MyDriving app needs to handle expired/invalid access tokens for authentication

[nicolehaugen]

Before we dive into the issue, first let’s look at how the MyDriving app implements authentication. The MyDriving app uses server flow authentication provided by the Azure Mobile Apps client SDK to login users with their Facebook, Twitter, and MSA accounts. Specifically, the app calls the SDK’s LoginAsync method to open a web view for the selected provider and login the user. A key point is that currently, the LoginAsync method does not automatically attempt to re-login the user or refresh the user’s access token once it expires or is invalid.

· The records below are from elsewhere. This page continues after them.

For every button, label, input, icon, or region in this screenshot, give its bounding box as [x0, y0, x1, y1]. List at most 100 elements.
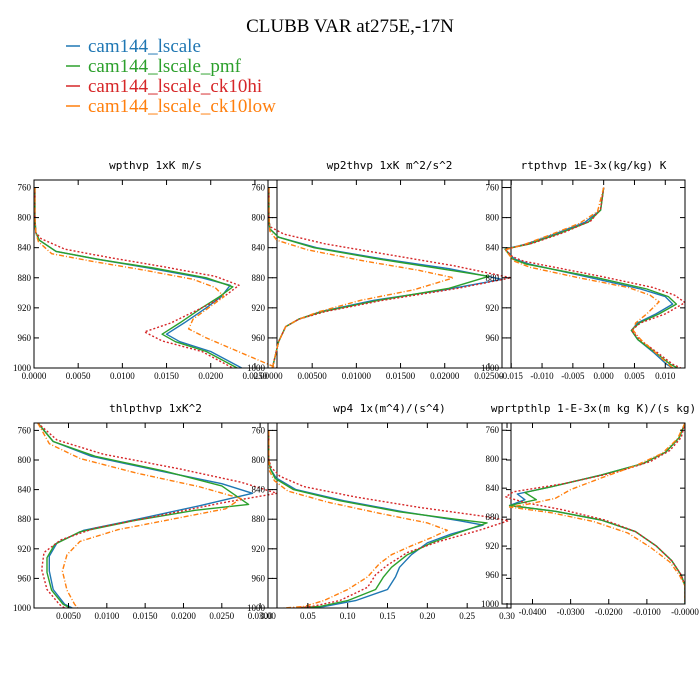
y-tick-label: 760 [486, 183, 500, 193]
y-tick-label: 880 [252, 514, 266, 524]
y-tick-label: 800 [18, 213, 32, 223]
series-line [504, 187, 674, 368]
series-line [37, 423, 250, 608]
y-tick-label: 920 [252, 303, 266, 313]
chart-panel: wp4 1x(m^4)/(s^4)76080084088092096010000… [247, 402, 515, 621]
y-tick-label: 880 [486, 512, 500, 522]
figure-title: CLUBB VAR at275E,-17N [246, 16, 454, 37]
y-tick-label: 840 [486, 483, 500, 493]
series-line [268, 187, 455, 368]
y-tick-label: 960 [486, 333, 500, 343]
plot-frame [267, 179, 512, 369]
y-tick-label: 800 [486, 454, 500, 464]
plot-frame [267, 422, 512, 609]
series-line [34, 187, 243, 368]
x-tick-label: 0.10 [340, 611, 356, 621]
y-tick-label: 920 [486, 541, 500, 551]
x-tick-label: 0.0100 [94, 611, 119, 621]
series-line [37, 423, 254, 608]
y-tick-label: 880 [18, 273, 32, 283]
series-line [268, 187, 511, 368]
x-tick-label: 0.0150 [133, 611, 158, 621]
series-line [268, 187, 503, 368]
x-tick-label: 0.0100 [110, 371, 135, 381]
x-tick-label: -0.015 [500, 371, 524, 381]
y-tick-label: 760 [18, 425, 32, 435]
y-tick-label: 880 [486, 273, 500, 283]
x-tick-label: 0.15 [380, 611, 396, 621]
series-group [504, 187, 685, 368]
y-tick-label: 920 [252, 544, 266, 554]
series-line [505, 423, 685, 604]
y-tick-label: 1000 [247, 363, 266, 373]
y-tick-label: 800 [252, 213, 266, 223]
y-tick-label: 1000 [247, 603, 266, 613]
x-tick-label: -0.0000 [671, 607, 699, 617]
y-tick-label: 1000 [481, 599, 500, 609]
series-line [508, 423, 685, 604]
y-tick-label: 880 [252, 273, 266, 283]
series-line [34, 187, 240, 368]
y-tick-label: 920 [486, 303, 500, 313]
x-tick-label: 0.0050 [66, 371, 91, 381]
series-line [37, 423, 242, 608]
panel-title: wprtpthlp 1-E-3x(m kg K)/(s kg) [491, 402, 696, 415]
x-tick-label: -0.0400 [519, 607, 547, 617]
x-tick-label: 0.005 [624, 371, 645, 381]
chart-panel: thlpthvp 1xK^2 760 800 840 880 920 960 1000 0.00… [13, 402, 278, 621]
series-group [268, 187, 511, 368]
x-tick-label: 0.00500 [298, 371, 328, 381]
plot-frame [501, 179, 686, 369]
x-tick-label: 0.0000 [22, 371, 47, 381]
series-line [504, 187, 674, 368]
x-tick-label: 0.0200 [171, 611, 196, 621]
series-line [268, 187, 490, 368]
chart-panel: wprtpthlp 1-E-3x(m kg K)/(s kg) 760 800 840… [481, 402, 699, 617]
x-tick-label: 0.20 [419, 611, 435, 621]
y-tick-label: 1000 [13, 363, 32, 373]
chart-panel: rtpthvp 1E-3x(kg/kg) K 760 800 840 880 920 960… [481, 159, 686, 381]
x-tick-label: 0.0200 [198, 371, 223, 381]
series-line [37, 423, 277, 608]
y-tick-label: 920 [18, 303, 32, 313]
y-tick-label: 840 [18, 243, 32, 253]
y-tick-label: 960 [18, 333, 32, 343]
y-tick-label: 960 [252, 333, 266, 343]
chart-panel: wp2thvp 1xK m^2/s^2 760 800 840 880 920 960 100… [247, 159, 512, 381]
plot-frame [33, 179, 278, 369]
y-tick-label: 800 [18, 455, 32, 465]
y-tick-label: 960 [18, 573, 32, 583]
series-line [268, 430, 448, 608]
x-tick-label: 0.01000 [342, 371, 372, 381]
y-tick-label: 760 [486, 425, 500, 435]
y-tick-label: 840 [486, 243, 500, 253]
y-tick-label: 800 [252, 455, 266, 465]
x-tick-label: 0.25 [459, 611, 475, 621]
y-tick-label: 1000 [13, 603, 32, 613]
series-group [34, 187, 277, 368]
y-tick-label: 880 [18, 514, 32, 524]
panel-title: wpthvp 1xK m/s [109, 159, 202, 172]
y-tick-label: 840 [252, 243, 266, 253]
y-tick-label: 840 [252, 485, 266, 495]
x-tick-label: 0.000 [594, 371, 615, 381]
x-tick-label: 0.010 [655, 371, 676, 381]
series-line [508, 423, 685, 604]
panel-title: wp4 1x(m^4)/(s^4) [333, 402, 446, 415]
x-tick-label: 0.0050 [56, 611, 81, 621]
x-tick-label: 0.30 [499, 611, 515, 621]
series-group [37, 423, 277, 608]
x-tick-label: 0.0150 [154, 371, 179, 381]
chart-panel: wpthvp 1xK m/s76080084088092096010000.00… [13, 159, 278, 381]
chart-panels: wpthvp 1xK m/s76080084088092096010000.00… [13, 159, 699, 621]
y-tick-label: 760 [252, 183, 266, 193]
y-tick-label: 760 [18, 183, 32, 193]
panel-title: wp2thvp 1xK m^2/s^2 [327, 159, 453, 172]
x-tick-label: -0.010 [530, 371, 554, 381]
legend-label: cam144_lscale [88, 36, 201, 57]
plot-frame [501, 422, 686, 605]
x-tick-label: -0.0300 [557, 607, 585, 617]
panel-title: thlpthvp 1xK^2 [109, 402, 202, 415]
series-line [34, 187, 277, 368]
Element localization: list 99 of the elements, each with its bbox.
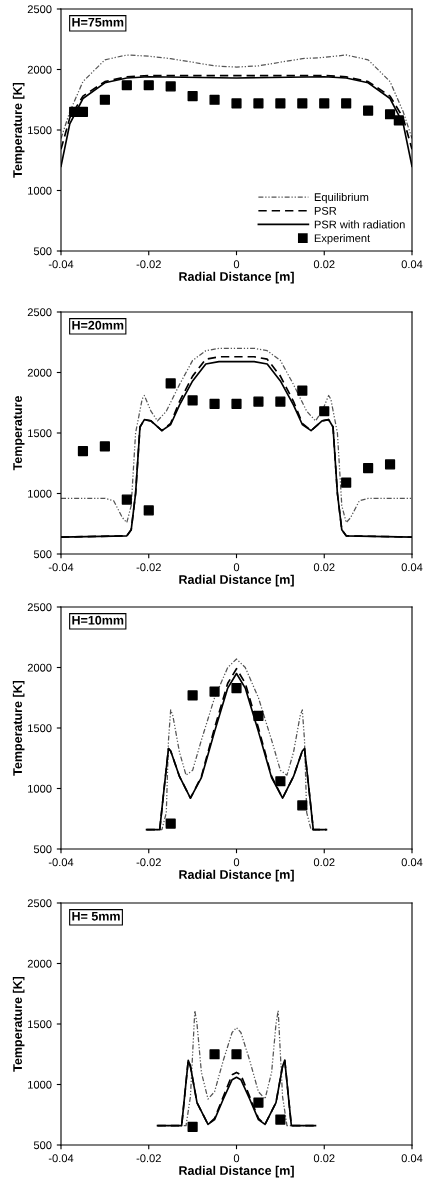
y-tick-label: 1500 (28, 724, 52, 733)
point (253, 710, 264, 721)
legend-label: PSR with radiation (314, 220, 405, 229)
x-axis-title: Radial Distance [m] (179, 869, 294, 882)
y-axis-title: Temperature [K] (12, 82, 25, 178)
point (231, 398, 242, 410)
point (209, 686, 220, 697)
x-tick-label: 0.02 (313, 260, 335, 269)
point (275, 98, 286, 109)
annotation: H= 5mm (72, 911, 120, 921)
x-tick-label: 0.04 (401, 1154, 423, 1163)
point (275, 776, 286, 787)
x-tick-label: 0.02 (313, 1154, 335, 1163)
y-tick-label: 2000 (27, 959, 52, 968)
point (253, 1097, 264, 1108)
point (253, 98, 264, 109)
annotation: H=10mm (72, 615, 124, 625)
point (143, 80, 154, 91)
y-tick-label: 2500 (27, 308, 52, 317)
point (121, 80, 132, 91)
x-tick-label: 0.02 (313, 858, 335, 867)
x-axis-title: Radial Distance [m] (179, 1165, 294, 1178)
y-tick-label: 1000 (28, 186, 52, 195)
annotation: H=75mm (72, 17, 124, 27)
y-tick-label: 500 (33, 550, 52, 559)
y-tick-label: 2000 (27, 663, 52, 672)
point (253, 396, 264, 407)
y-tick-label: 1000 (28, 784, 52, 793)
point (165, 81, 176, 92)
x-tick-label: -0.02 (136, 858, 161, 867)
point (363, 463, 374, 474)
x-tick-label: 0 (233, 858, 240, 867)
point (77, 106, 89, 117)
point (209, 94, 220, 105)
y-tick-label: 2500 (27, 603, 52, 612)
y-tick-label: 2000 (27, 368, 52, 377)
point (341, 98, 352, 109)
point (121, 494, 132, 505)
x-tick-label: 0.04 (401, 563, 423, 572)
y-tick-label: 500 (33, 845, 52, 854)
x-tick-label: -0.02 (136, 1154, 161, 1163)
x-tick-label: -0.02 (136, 563, 161, 572)
annotation: H=20mm (72, 320, 124, 330)
y-tick-label: 1500 (28, 429, 52, 438)
point (275, 396, 286, 407)
point (209, 1049, 220, 1060)
point (297, 385, 308, 396)
x-axis-title: Radial Distance [m] (179, 574, 294, 587)
point (363, 105, 374, 116)
x-tick-label: 0.04 (401, 858, 423, 867)
point (209, 398, 220, 410)
y-tick-label: 500 (33, 247, 52, 256)
x-tick-label: 0 (233, 260, 240, 269)
point (384, 109, 396, 120)
x-tick-label: 0 (233, 1154, 240, 1163)
point (187, 395, 198, 406)
point (319, 406, 330, 417)
point (187, 1121, 198, 1132)
point (187, 690, 198, 701)
x-tick-label: -0.04 (48, 1154, 74, 1163)
point (231, 1049, 242, 1060)
y-axis-title: Temperature [K] (12, 680, 25, 776)
point (231, 98, 242, 109)
x-tick-label: -0.04 (48, 858, 74, 867)
point (143, 505, 154, 516)
point (165, 818, 176, 829)
y-tick-label: 1000 (28, 489, 52, 498)
y-tick-label: 1500 (28, 1020, 52, 1029)
point (77, 446, 89, 457)
y-tick-label: 1500 (28, 126, 52, 135)
point (275, 1114, 286, 1125)
point (297, 98, 308, 109)
x-tick-label: -0.04 (48, 260, 74, 269)
point (319, 98, 330, 109)
point (384, 459, 396, 470)
y-axis-title: Temperature (13, 396, 25, 471)
y-tick-label: 2000 (27, 65, 52, 74)
x-tick-label: 0 (233, 563, 240, 572)
point (393, 115, 404, 126)
point (297, 800, 308, 811)
x-tick-label: 0.02 (313, 563, 335, 572)
legend-label: PSR (314, 206, 337, 215)
point (341, 477, 352, 488)
legend-label: Experiment (314, 233, 371, 245)
y-tick-label: 2500 (27, 5, 52, 14)
legend-label: Equilibrium (314, 192, 369, 204)
x-tick-label: 0.04 (401, 260, 423, 269)
point (231, 682, 242, 694)
y-axis-title: Temperature [K] (12, 976, 25, 1072)
x-axis-title: Radial Distance [m] (179, 271, 294, 284)
point (99, 441, 110, 452)
point (187, 91, 198, 102)
x-tick-label: -0.02 (136, 260, 161, 269)
y-tick-label: 2500 (27, 899, 52, 908)
x-tick-label: -0.04 (48, 563, 74, 572)
point (165, 378, 176, 389)
y-tick-label: 500 (33, 1141, 52, 1150)
y-tick-label: 1000 (28, 1080, 52, 1089)
point (99, 94, 110, 105)
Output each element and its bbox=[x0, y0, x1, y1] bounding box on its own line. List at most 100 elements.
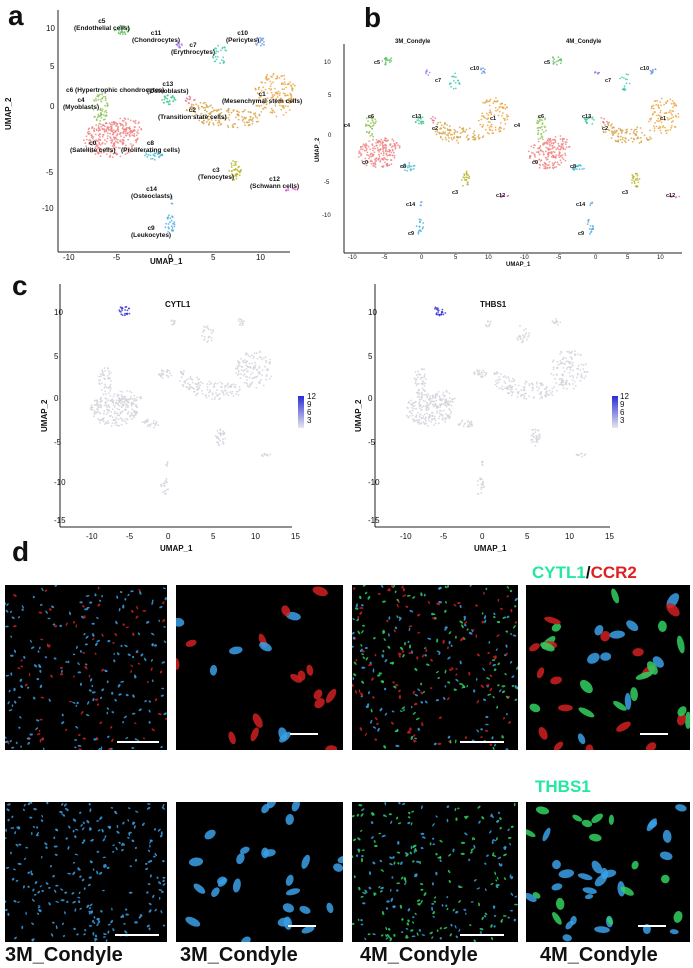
cell-nucleus bbox=[661, 874, 670, 884]
umap-point-c0 bbox=[124, 153, 127, 156]
cell-nucleus bbox=[666, 603, 680, 617]
umap-point-c0 bbox=[121, 401, 124, 403]
umap-point-c1 bbox=[282, 114, 285, 116]
cell-nucleus bbox=[144, 657, 147, 662]
umap-point-c9 bbox=[168, 214, 170, 217]
umap-point-c0 bbox=[410, 399, 412, 402]
cell-nucleus bbox=[145, 862, 148, 865]
umap-point-c0 bbox=[124, 150, 127, 152]
umap-point-c1 bbox=[270, 375, 273, 378]
umap-point-c6 bbox=[589, 116, 592, 119]
umap-point-c4 bbox=[371, 119, 374, 122]
cell-nucleus bbox=[281, 605, 291, 617]
umap-point-c1 bbox=[480, 118, 483, 121]
umap-point-c0 bbox=[424, 400, 426, 403]
cell-nucleus bbox=[495, 879, 498, 882]
umap-point-c2 bbox=[434, 130, 437, 133]
ytick-c: 5 bbox=[54, 352, 59, 361]
umap-point-c2 bbox=[447, 134, 450, 137]
cell-nucleus bbox=[481, 916, 484, 921]
umap-point-c1 bbox=[271, 76, 273, 78]
umap-point-c1 bbox=[669, 129, 672, 131]
umap-point-c13 bbox=[602, 121, 605, 124]
umap-point-c0 bbox=[90, 134, 93, 137]
umap-point-c0 bbox=[116, 414, 119, 417]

Fortunately, we have all the tools we need to implement this behavior since the mobile service does provide an end point to refresh the access token. And, as already mentioned, we can continue to use the SDK’s LoginAsync method to prompt the user to re-login as needed.

Now we’re ready to look at what’s missing in the current implementation of the MyDriving app.
The issue is that the MyDriving app only handles logging in the user the first time that the app is launched. The app does not handle the situation where the user’s access token has expired (MSA access tokens expire in only 1 hour) or become invalid (for example, the user may have changed their password). The negative side effect of this is that the MyDriving app continues to run and save/read data from the local data store, but because the user is no longer authenticated, this data never gets saved to or refreshed from the mobile service. Even worse, is that the MyDriving app never prompts the user to login again – this means that once the user’s access token expires or is invalid, the MyDriving app can never connect to the mobile service again. The only solution is to uninstall and reinstall the app.

[nicolehaugen]

Closing since this has been fixed and checked in.